3. Turn off the battery-operated "musical" toys- I know, it kind of seems counter-intuitive. Hear me out, ok? One of the most disturbing trends I dealt with as a middle-school choir teacher was the misconception (all-pervasive overwhelming cultural maxim, it seemed like!) that music should be easy. If it wasn't, the student (and often his parents) assumed that "music just isn't his thing; he just can't sing." I am here to tell you that music is NOT easy for many people, and that any person (with the possible exception of those with a severe auditory processing disorder) can LEARN to sing. Music is like anything else; some people have an aptitude for it, getting good at it takes hard work, it has a practical as well as a mental aspect to it, anyone can learn it, and good teachers help with that learning process. Compare it to math; if your child isn't a whiz at math, do you automatically assume "oh well, it's just not his thing"? No, you probably look around for another way to present the material, and you put in extra time & effort until it becomes more or less second nature. What does this have to do with battery-operated toys? Those reduce music to simple one-step-cause-and-effect: push a button, hear music. No work, no investment, on and off at will. A friend of mine told me she didn't mind battery toys because "I can't sing to her all day," and I realized that that's kind of the point. When we aren't always available to sing to our children, that very inability is communicating to them that music takes something out of us; it isn't just constantly available, on-demand in the background. It should take our focus. It should have a beginning, middle & end, not a on-off switch that can be started and re-started repeatedly. I think that some toys can help with musical education (Eowyn has 3 that come to mind, including a little drum that has several styles of beats)... just use them occasionally, like desserts instead of a staple food.
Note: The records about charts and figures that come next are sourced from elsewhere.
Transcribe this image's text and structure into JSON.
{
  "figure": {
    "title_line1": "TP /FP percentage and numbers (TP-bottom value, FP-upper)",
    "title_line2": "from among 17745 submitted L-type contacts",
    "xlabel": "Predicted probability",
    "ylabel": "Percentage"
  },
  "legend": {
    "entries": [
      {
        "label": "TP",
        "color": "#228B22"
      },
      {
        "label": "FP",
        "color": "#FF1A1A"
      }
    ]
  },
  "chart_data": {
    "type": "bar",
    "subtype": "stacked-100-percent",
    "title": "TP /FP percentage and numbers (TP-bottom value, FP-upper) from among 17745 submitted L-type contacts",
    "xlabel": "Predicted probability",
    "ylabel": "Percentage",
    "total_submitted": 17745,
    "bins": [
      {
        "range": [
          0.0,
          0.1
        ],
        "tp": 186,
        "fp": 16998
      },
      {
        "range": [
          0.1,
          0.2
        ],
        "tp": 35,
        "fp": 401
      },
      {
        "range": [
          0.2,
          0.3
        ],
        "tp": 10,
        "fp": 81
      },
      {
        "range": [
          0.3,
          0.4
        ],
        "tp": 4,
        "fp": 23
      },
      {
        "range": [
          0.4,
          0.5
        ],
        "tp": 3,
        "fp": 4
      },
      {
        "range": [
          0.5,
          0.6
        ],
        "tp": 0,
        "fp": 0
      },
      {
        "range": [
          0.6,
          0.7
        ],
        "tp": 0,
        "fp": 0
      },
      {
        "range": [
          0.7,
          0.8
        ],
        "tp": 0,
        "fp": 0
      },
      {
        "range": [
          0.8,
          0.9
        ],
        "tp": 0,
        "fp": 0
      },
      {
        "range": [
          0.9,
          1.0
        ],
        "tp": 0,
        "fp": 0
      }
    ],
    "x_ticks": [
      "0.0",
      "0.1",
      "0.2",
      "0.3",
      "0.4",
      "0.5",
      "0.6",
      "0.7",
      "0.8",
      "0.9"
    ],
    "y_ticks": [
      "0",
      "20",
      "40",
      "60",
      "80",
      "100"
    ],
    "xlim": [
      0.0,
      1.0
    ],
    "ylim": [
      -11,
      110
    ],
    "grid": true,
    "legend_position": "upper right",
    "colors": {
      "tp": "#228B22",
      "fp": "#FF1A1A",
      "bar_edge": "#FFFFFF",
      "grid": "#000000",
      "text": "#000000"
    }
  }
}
4. Do buy no-tech musical instruments- by this I mean actual musical instruments: xylophones, bells, maracas, shakers, glockenspiels. Make your own drum out of a coffee tin & wooden spoon. Make a shaker by filling a container with beans. By playing with these, they will learn to associate larger size with lower pitch, that vibration causes sound, and to differentiate between pitches. There will never be a time when they didn't just "know" those things, just as children rarely remember learning that objects fall down (not up), or that water is wet. They just learned that by experiencing it over & over again.
Ok... what about you? What tips do you have for incorporating music into your every day mommy life?
You did a great job on your first vlog, Christina, and the content of the post was interesting, since I'm not well-trained in music.